Washington’s geopolitical supremacy is based on military power; thus, the main concern is that the defence system heavily depends on a rival nation. Since China supplies the 80% of US demand, a crucial activity is finding other sources of supply. Pursuing this goal, the Congress approved measures to restart the extraction of strategical materials within national borders. For instance, the Pentagon funded extraction activities in California and Texas. Since the REE embargo in 2010, also Japan is worried about Beijing’s power over Japanese industry given Tokyo imports about 60% of its national demand from China. Rare-Earth Metals are crucial for the Japanese economy based on technological and electronic industries. Nevertheless, a research team has recently found a huge submarine field of REE near Japan’s shores, which could satisfy the global demand for decades. On the other side, given the shortage of natural resources within its territory, the EU is forced to import from other countries. The main EU concern is to reach the targets set for the future by the European Commission: Green and Digital Transition and global competitivity. In order to reach these goals a reliable supply of Rare Metals is necessary. With the purpose of facing this problem, in September 2020, the European Raw Materials Alliance was created, an organization whose main goal is to improve coordination over strategical activities, such as the reliable procurement of REE, needed natural resources, magnets, electric engines, and the industry of batteries for green business.

CONCLUSION 

In conclusion, Rare-Earth Elements will be one of the most important assets in the decades to come. Since they are the basis of the future economy, who controls them will have an advantageous position in the geopolitical chess. Thus, reaching prefixed targets, such as the Green and Digital Transition or the Paris Agreement goals, passes through a secure supply of REE.

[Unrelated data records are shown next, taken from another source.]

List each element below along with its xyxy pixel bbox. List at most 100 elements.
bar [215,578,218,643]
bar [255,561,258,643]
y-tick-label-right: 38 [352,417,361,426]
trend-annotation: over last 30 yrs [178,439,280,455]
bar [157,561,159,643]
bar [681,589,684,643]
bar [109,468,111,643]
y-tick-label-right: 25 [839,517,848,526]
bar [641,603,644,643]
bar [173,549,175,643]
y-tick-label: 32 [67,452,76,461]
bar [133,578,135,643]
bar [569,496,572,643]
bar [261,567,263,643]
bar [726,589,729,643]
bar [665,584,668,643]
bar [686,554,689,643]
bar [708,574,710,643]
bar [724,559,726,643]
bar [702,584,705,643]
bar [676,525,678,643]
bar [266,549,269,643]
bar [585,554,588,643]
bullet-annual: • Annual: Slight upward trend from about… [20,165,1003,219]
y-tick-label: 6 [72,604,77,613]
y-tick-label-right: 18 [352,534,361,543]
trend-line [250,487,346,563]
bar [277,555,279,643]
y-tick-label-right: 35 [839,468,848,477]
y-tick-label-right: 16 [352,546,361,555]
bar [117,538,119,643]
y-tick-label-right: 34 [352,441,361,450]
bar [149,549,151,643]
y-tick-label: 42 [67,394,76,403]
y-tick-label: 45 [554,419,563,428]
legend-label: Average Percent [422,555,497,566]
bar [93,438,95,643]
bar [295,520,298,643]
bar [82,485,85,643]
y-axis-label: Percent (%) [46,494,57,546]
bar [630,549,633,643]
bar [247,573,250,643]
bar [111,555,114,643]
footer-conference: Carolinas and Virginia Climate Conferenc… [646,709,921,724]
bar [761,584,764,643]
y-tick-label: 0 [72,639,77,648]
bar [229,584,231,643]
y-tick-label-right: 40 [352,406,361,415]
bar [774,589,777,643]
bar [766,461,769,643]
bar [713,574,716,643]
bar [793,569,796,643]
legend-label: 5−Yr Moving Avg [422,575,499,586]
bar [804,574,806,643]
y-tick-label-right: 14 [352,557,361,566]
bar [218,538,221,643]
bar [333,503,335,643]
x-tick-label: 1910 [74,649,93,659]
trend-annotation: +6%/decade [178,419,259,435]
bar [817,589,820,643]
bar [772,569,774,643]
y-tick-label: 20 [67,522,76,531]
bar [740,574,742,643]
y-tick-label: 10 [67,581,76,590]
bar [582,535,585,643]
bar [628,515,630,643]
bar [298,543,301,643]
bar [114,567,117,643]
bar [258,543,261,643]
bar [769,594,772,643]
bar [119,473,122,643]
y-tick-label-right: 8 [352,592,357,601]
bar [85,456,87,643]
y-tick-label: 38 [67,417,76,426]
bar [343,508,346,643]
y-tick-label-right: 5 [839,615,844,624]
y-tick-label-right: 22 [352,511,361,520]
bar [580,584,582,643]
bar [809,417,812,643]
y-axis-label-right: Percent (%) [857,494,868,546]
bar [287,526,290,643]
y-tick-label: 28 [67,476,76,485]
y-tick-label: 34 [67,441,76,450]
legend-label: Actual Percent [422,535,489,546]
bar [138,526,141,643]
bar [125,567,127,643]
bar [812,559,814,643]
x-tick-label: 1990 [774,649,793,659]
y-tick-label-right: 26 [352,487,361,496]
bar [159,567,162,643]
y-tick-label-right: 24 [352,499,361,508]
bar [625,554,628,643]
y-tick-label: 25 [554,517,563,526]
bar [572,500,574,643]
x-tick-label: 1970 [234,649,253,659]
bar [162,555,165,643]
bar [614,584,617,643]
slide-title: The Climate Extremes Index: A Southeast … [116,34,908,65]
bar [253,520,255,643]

In order to improve its power in the market, every nation is pursuing different strategies.  On the one hand, some research is conducted by countries within national borders, like in the United States, Russia, Japan and African countries. On the other hand, REE procurement is also pursued through trade agreements between different nations, like the EU and the USA with Greenland, which is a part of Denmark.  In fact, with global warming, Greenland’s ice is melting, and many natural resources are emerging. Thus, Washington is interested in acquiring these resources, as well as exploiting its strategical position in the Arctic. Nevertheless, the Chinese dominant position will hardly be undermined in the short term, because of the great investments and law changes Beijing is making to keep the advantage. To conclude, future geopolitical events could surely modify market’s features and balance of power, leading to circumstances which would furtherly complicate the current situation.